|In recent years, many Federally-funded programs have included research as an integral part of the design and implementation process. This has created a new role for a research and evaluation partner in multi-agency problem-solving efforts, differing significantly from the traditional experimental model requiring an assessment by an independent body with no involvement in the program itself. Instead, an action research partner participates in the program throughout all stages, as follows:
o Problem Identification. The research partner collects and analyzes data as part of the interagency team to help define the specific local problem to be addressed, its origins, and particular aspects requiring attention; o Strategy Design. The research partner participates with practitioner agencies in the design of strategies to target the problem as defined by the data collection/problem identification stage; o Program Implementation and Refinement. The researcher moniutors strategy implementation by the practitioner agencies and provides immediate feedback to implementors so that program elements can be refined and improved, where not achieving desired effects; and o Program Evaluation. When refined program has been implemented, research partner conducts an impact evaluation to measure its effects on reducing the target problem.

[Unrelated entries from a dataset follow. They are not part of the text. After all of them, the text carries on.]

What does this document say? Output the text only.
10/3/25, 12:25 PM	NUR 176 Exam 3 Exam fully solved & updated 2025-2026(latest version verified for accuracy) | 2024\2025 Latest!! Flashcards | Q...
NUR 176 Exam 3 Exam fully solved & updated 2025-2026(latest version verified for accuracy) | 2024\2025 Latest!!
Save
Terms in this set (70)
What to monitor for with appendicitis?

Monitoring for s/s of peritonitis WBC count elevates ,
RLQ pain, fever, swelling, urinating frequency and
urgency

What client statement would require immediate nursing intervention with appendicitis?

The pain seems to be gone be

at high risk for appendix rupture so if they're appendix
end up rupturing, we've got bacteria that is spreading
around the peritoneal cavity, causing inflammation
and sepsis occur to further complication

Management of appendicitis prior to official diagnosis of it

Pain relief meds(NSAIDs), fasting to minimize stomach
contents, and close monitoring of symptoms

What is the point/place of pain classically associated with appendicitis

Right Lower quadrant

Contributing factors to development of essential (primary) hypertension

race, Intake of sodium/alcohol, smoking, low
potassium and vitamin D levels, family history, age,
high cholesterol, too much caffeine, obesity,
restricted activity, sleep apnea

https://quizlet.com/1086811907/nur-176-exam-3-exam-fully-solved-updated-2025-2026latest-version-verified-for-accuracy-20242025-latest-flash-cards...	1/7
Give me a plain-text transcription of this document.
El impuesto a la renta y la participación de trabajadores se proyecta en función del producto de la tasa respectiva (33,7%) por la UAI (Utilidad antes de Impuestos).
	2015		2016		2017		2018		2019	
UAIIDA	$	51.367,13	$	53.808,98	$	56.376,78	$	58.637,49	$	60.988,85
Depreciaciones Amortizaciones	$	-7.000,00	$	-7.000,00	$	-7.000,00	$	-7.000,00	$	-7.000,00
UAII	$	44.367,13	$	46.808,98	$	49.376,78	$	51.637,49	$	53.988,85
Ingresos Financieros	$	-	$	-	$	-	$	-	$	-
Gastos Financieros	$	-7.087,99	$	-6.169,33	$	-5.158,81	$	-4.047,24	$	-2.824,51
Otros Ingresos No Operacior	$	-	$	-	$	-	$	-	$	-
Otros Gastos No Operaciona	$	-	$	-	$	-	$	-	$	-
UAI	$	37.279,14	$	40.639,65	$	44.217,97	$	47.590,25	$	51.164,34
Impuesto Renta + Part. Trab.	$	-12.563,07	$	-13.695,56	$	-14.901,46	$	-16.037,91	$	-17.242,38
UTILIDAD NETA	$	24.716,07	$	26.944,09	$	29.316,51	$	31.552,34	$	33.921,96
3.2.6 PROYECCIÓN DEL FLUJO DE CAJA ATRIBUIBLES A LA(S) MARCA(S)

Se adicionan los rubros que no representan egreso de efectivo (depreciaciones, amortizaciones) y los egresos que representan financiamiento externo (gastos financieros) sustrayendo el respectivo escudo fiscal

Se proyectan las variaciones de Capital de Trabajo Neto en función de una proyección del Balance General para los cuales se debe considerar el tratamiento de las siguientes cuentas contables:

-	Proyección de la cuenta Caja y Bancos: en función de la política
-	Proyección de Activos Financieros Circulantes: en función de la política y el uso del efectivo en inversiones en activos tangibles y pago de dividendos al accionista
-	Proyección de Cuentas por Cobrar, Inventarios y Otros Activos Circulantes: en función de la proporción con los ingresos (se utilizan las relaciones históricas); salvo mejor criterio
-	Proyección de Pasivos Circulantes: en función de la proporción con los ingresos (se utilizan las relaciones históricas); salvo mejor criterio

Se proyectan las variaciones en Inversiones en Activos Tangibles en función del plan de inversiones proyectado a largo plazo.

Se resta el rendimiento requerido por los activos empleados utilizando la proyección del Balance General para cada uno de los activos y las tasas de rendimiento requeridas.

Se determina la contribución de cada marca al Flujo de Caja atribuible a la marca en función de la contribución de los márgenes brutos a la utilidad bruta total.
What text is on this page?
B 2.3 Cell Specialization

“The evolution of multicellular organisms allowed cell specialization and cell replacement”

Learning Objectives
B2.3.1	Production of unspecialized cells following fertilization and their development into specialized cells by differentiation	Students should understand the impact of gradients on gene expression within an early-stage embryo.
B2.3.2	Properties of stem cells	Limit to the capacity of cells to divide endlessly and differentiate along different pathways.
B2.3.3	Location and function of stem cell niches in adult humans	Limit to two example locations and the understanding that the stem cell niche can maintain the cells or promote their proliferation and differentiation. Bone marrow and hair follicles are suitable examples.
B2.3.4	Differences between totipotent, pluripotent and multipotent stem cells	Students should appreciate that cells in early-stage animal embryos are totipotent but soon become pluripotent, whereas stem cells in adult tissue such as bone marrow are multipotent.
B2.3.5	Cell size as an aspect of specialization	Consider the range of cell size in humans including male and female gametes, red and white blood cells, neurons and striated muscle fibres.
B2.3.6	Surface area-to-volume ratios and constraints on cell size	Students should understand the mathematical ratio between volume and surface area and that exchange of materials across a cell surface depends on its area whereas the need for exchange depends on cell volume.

This intensive involvement of the researcher as a partner in such problem-solving programs has brought significant benefits to the process, resulting in a number of well-publicized success stories. At the same time, however, this new role of the action researcher has raised special problems for both research and practitioner agencies involved, including data confidentiality and privacy concerns, ethical issues involving separation of research from law enforcement functions, data ownership and sharing, and IRB approval issues. This panel presentation will discuss the advantages and limitations of action research and will highlight successful exmples in several current and recent Federal initiatives, such as Strategic Approaches to Community Safety Initiative (SACSI) and Project Safe Neighborhoods (PSN).